Nationalists smelled blood at the beginning of the war in 1939. Together with communist fighting groups they attacked Polish Army units fighting with Germans, and after 17 September, also opposing the Soviets. When it turned out that Ruthenia lands will be under the Soviet occupation, there was a split in OUN. At the beginning of April 1940, those in support of strict cooperation with Germans grouped around Andrij Melnyk (who, by the way, was an Abwehra agent) and created the so-called OUN-M. The other group led by Stepan Bandera created OUN-B, which paid more attention to creating armed forces and to exterminations. That way the National Military Headquarters and OUN Military Centre were established.
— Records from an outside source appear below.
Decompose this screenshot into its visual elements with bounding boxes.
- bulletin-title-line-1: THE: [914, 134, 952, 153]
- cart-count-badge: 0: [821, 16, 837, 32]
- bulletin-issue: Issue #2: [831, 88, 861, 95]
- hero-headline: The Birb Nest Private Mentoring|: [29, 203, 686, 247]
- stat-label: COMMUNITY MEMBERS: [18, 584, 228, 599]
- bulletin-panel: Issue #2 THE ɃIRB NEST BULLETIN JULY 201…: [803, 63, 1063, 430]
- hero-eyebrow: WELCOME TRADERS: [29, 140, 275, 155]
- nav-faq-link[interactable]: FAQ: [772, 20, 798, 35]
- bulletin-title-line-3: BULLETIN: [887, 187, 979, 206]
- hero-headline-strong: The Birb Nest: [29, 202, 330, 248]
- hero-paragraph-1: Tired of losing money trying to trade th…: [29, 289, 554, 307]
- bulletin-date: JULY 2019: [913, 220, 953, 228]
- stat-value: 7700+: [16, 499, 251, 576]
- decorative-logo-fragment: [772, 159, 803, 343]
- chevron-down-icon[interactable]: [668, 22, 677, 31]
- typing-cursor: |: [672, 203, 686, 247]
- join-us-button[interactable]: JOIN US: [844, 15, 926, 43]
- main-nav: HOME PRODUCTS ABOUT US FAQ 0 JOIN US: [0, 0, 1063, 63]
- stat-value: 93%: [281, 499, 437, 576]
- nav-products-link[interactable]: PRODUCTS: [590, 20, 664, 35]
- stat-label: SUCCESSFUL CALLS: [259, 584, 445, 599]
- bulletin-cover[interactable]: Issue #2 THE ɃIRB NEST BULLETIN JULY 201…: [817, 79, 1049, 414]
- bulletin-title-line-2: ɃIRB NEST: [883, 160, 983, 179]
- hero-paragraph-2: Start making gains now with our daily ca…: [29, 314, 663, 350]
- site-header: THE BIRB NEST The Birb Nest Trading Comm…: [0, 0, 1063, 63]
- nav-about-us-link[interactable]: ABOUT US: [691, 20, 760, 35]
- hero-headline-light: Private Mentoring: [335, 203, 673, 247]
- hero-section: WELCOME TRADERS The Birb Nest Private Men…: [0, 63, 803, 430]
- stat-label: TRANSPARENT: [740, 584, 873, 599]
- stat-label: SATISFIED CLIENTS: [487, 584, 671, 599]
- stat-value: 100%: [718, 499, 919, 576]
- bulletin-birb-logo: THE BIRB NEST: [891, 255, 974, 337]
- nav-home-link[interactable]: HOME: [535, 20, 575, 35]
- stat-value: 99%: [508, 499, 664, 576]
After Third Reich’s attack on the USSR in 1941, when nationalists hoped that Nazis would create an Ukrainian state, they eagerly collaborated. They participated in creating murderous battalions Nachtigall and Roland under the SS auspices, and the police, in murdering Polish intellectuals from Lwów and extermination of Jews – extermination which then started to have the form of mass murders. Polish historians note that holocaust in Ukraine caused OUN to finally abandon the basic moral rules, gather experience in mass execution methods, and get the approval of a major part of the population for the use of such methods.

Old Haidamaky motto: “Attack polish gentry, Latin priests and Jews” was only slightly changed to “Attack Poles, Jews and communists”. Poles were no longer only gentry and priests, but first of all, if not only, peasants. Neighbours of Ukrainian peasants, who were the same as they were, and with whom – according to dozens of testimonies – they previously lived in accord, often intermarrying and helping each other. That was before fascist illusions of nationalists poisoned kin blood…

When Germans ignored the ambitions for samostijna Ukrajina”, Bandera revoked his alliance with them and started to create his own partisan groups. In September 1941, he was arrested and imprisoned in Sachsenhausen (where, by the way, he came to no harm). On 14 October 1942, Military Functionaries of OUN-B regional boards created armed forces, which at the end of 1943 adopted a single name for Volhynia and East Galicia – Ukrainian Insurgent Party (UPA). It had 15 thousand soldiers, and a year later, during the full mobilization and concurrent fighting with the Soviets and the Polish Home Army (AK) – even 35 thousand. Since at the turn of 1942 and 1943, following OUN’s orders, Ukrainians deserted the collaborating police, UPA had many trained people and good weapons. They were supported by the “black mob”, that is, local Ukrainian peasants.

The first commander for Volhynia was Dmytro Klaczkiwski “Kłym Sawur”, soon the main executioner of the Polish population in Volhynia. The political and military leader was Roman Szuchewycz, OUN-B prowidnyk, appointed a general, not long before, a soldier of the Nachtigall battalion and German schutzmann. In Poland and adjacent areas, twelve military districts were created. They were divided into regiments (partyzanckie zahiny), composed of kureni (battalions), sotni (companies), czots (platoons), rojs (teams) and łanek (sections).

UPA sometimes even organized actions against Germans, but – in line with the plan – turned against Poles. They were to immediately leave the land, where they had lived for many generations, and if they failed to listen to this command, death awaited them. And not only men, but also women and children. They were to be killed in such a way that they would feel they were dying…”

This article was published in “Do Rzeczy” magazine in 2016.